研究課題
一般に癌に関しての腫瘍動態及び病理形態学的多様性に対応する発癌過程の全体像は、癌遺伝子及び癌抑制遺伝子の発現異常が、癌化との関連において重要な役割を担うことが知られている。前立腺癌に関しては、多くの癌遺伝子及び癌抑制遺伝子異常の検討がなされてきたが、前立腺癌感受性遺伝子座におけるSNPと、その癌化への影響に関しての研究報告は極めて僅かであり、我々は前立腺癌感受性遺伝子座(既に同定された10遺伝子座)を中心にSNPの解析をし、その遺伝子座でのSNPに影響され得る近傍の前立腺癌関連遺伝子の発現異常を明らかにする。まず前立腺生検及び外科組織材料を中心に、非腫瘍性前立腺、PIN、前立腺癌に関して分子生物学的及び免疫組織化学的にこれら遺伝子発現を比較検討し、前立腺癌における正常→前癌病変→発癌に至る過程を、今まで我々が報告した前立腺癌関連遺伝子の発現異常結果と比較検討し、前立腺癌の腫瘍動態全容を組織学的に解析する。さらに同定し得た癌感受性遺伝子座に認めるSNPに影響されうる近傍の新規前立腺癌関連遺伝子産物に関しては、必要に応じてそれら産物を抗原とした免疫組織化学に応用可能な抗体を作製する。これら遺伝子産物に対する抗体を用いて、前立腺生検組織材料を基に、主として非腫瘍性前立腺からPINそして前立腺癌へ至る段階で、これらSNPに影響され得る前立腺癌関連遺伝子産物の発現状態を比較検討し、その症例が前立腺癌に移行するか否かを免疫組織化学的に判定可能な産物候補を決定する。さらにはホルモン抵抗性前立腺癌での抵抗性獲得過程へのこれら産物の関与の有無も検討し、前立腺癌の病態解析及び治療方針決定に対応可能な病理診断の確立を目的とする。
2: おおむね順調に進展している
平成24年以前における高知大学医学部病理学教室と、学外関連施設及び医学部附属病院に関連した前立腺癌の生検及び手術症例を把握集計し、組織型、Gleason Score、進達度(手術材料)、遠隔転移の有無等の臨床病理学的諸因子に関する基本的な統計学的解析を検討した。前立腺癌感受性遺伝子座でのSNP解析は、NKX3.1及びIRX4遺伝子に関連する領域を中心に、既に同定されているSNPも含め再確認後、その近傍に存在するその他癌関連遺伝子に影響を及ぼし得る新たなSNP候補の再検討も試みた。さらに前立腺癌関連遺伝子産物の候補として、neuropeptide-yを前立腺癌患者血中の腫瘍マーカーとして同定した。

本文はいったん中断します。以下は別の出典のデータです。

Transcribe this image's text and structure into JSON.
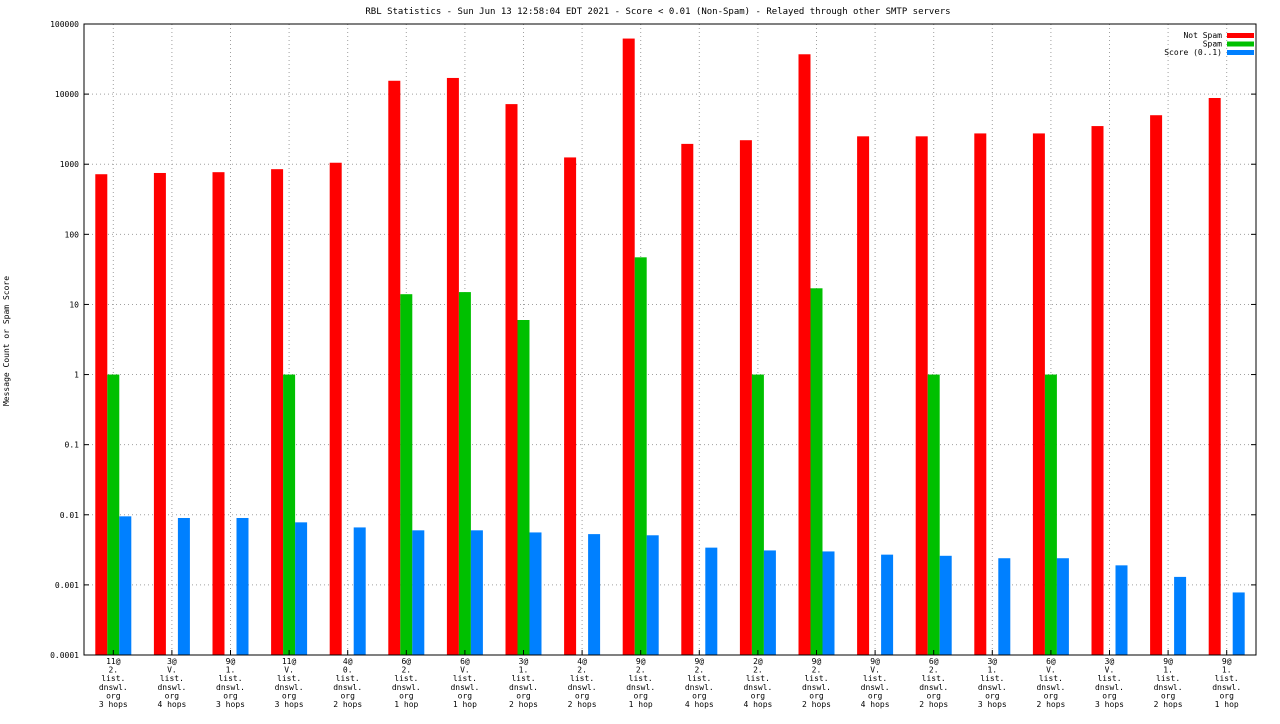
{
  "chart_data": {
    "type": "bar",
    "title": "RBL Statistics - Sun Jun 13 12:58:04 EDT 2021 - Score < 0.01 (Non-Spam) - Relayed through other SMTP servers",
    "ylabel": "Message Count or Spam Score",
    "xlabel": "",
    "yscale": "log",
    "ylim": [
      0.0001,
      100000
    ],
    "y_ticks": [
      {
        "value": 0.0001,
        "label": "0.0001"
      },
      {
        "value": 0.001,
        "label": "0.001"
      },
      {
        "value": 0.01,
        "label": "0.01"
      },
      {
        "value": 0.1,
        "label": "0.1"
      },
      {
        "value": 1,
        "label": "1"
      },
      {
        "value": 10,
        "label": "10"
      },
      {
        "value": 100,
        "label": "100"
      },
      {
        "value": 1000,
        "label": "1000"
      },
      {
        "value": 10000,
        "label": "10000"
      },
      {
        "value": 100000,
        "label": "100000"
      }
    ],
    "grid": true,
    "legend_position": "top-right",
    "categories": [
      [
        "11@",
        "2.",
        "list.",
        "dnswl.",
        "org",
        "3 hops"
      ],
      [
        "3@",
        "V.",
        "list.",
        "dnswl.",
        "org",
        "4 hops"
      ],
      [
        "9@",
        "1.",
        "list.",
        "dnswl.",
        "org",
        "3 hops"
      ],
      [
        "11@",
        "V.",
        "list.",
        "dnswl.",
        "org",
        "3 hops"
      ],
      [
        "4@",
        "0.",
        "list.",
        "dnswl.",
        "org",
        "2 hops"
      ],
      [
        "6@",
        "2.",
        "list.",
        "dnswl.",
        "org",
        "1 hop"
      ],
      [
        "6@",
        "V.",
        "list.",
        "dnswl.",
        "org",
        "1 hop"
      ],
      [
        "3@",
        "1.",
        "list.",
        "dnswl.",
        "org",
        "2 hops"
      ],
      [
        "4@",
        "2.",
        "list.",
        "dnswl.",
        "org",
        "2 hops"
      ],
      [
        "9@",
        "2.",
        "list.",
        "dnswl.",
        "org",
        "1 hop"
      ],
      [
        "9@",
        "2.",
        "list.",
        "dnswl.",
        "org",
        "4 hops"
      ],
      [
        "2@",
        "2.",
        "list.",
        "dnswl.",
        "org",
        "4 hops"
      ],
      [
        "9@",
        "2.",
        "list.",
        "dnswl.",
        "org",
        "2 hops"
      ],
      [
        "9@",
        "V.",
        "list.",
        "dnswl.",
        "org",
        "4 hops"
      ],
      [
        "6@",
        "2.",
        "list.",
        "dnswl.",
        "org",
        "2 hops"
      ],
      [
        "3@",
        "1.",
        "list.",
        "dnswl.",
        "org",
        "3 hops"
      ],
      [
        "6@",
        "V.",
        "list.",
        "dnswl.",
        "org",
        "2 hops"
      ],
      [
        "3@",
        "V.",
        "list.",
        "dnswl.",
        "org",
        "3 hops"
      ],
      [
        "9@",
        "1.",
        "list.",
        "dnswl.",
        "org",
        "2 hops"
      ],
      [
        "9@",
        "1.",
        "list.",
        "dnswl.",
        "org",
        "1 hop"
      ]
    ],
    "series": [
      {
        "name": "Not Spam",
        "color": "#ff0000",
        "values": [
          720,
          750,
          770,
          850,
          1050,
          15500,
          17000,
          7200,
          1250,
          62000,
          1950,
          2200,
          37000,
          2500,
          2500,
          2750,
          2750,
          3500,
          5000,
          8800
        ]
      },
      {
        "name": "Spam",
        "color": "#00c000",
        "values": [
          1,
          0,
          0,
          1,
          0,
          14,
          15,
          6,
          0,
          47,
          0,
          1,
          17,
          0,
          1,
          0,
          1,
          0,
          0,
          0
        ]
      },
      {
        "name": "Score (0..1)",
        "color": "#0080ff",
        "values": [
          0.0095,
          0.009,
          0.009,
          0.0078,
          0.0066,
          0.006,
          0.006,
          0.0056,
          0.0053,
          0.0051,
          0.0034,
          0.0031,
          0.003,
          0.0027,
          0.0026,
          0.0024,
          0.0024,
          0.0019,
          0.0013,
          0.00078
        ]
      }
    ]
  }
}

既に報告した前立腺癌抑制遺伝子NKX3.1及びIRX4発現への抑制的関与以外に、前立腺癌感受性遺伝子座に認めるSNPに影響される近傍の前立腺癌関連遺伝子を検索し、これらを筆頭に、前立腺癌感受性遺伝子座に認めるSNPに伴う近傍の前立腺癌関連遺伝子発現への影響等の検討を行う。前立腺生検及び外科組織材料を中心に、非腫瘍性前立腺、PIN、前立腺癌に関して分子生物学的及び免疫組織化学的にこれら遺伝子発現を比較検討し、前立腺癌における正常→前癌病変→発癌に至る過程を、今まで我々が報告したものも含め、今後更なる新規の前立腺癌関連遺伝子の同定も試み、それらの発現異常結果と詳細に比較検討する。前立腺癌関連遺伝子産物の候補として、neuropeptide-yを前立腺癌患者血中の腫瘍マーカーとして同定したが、その遺伝子座周囲のSNP解析も試みる。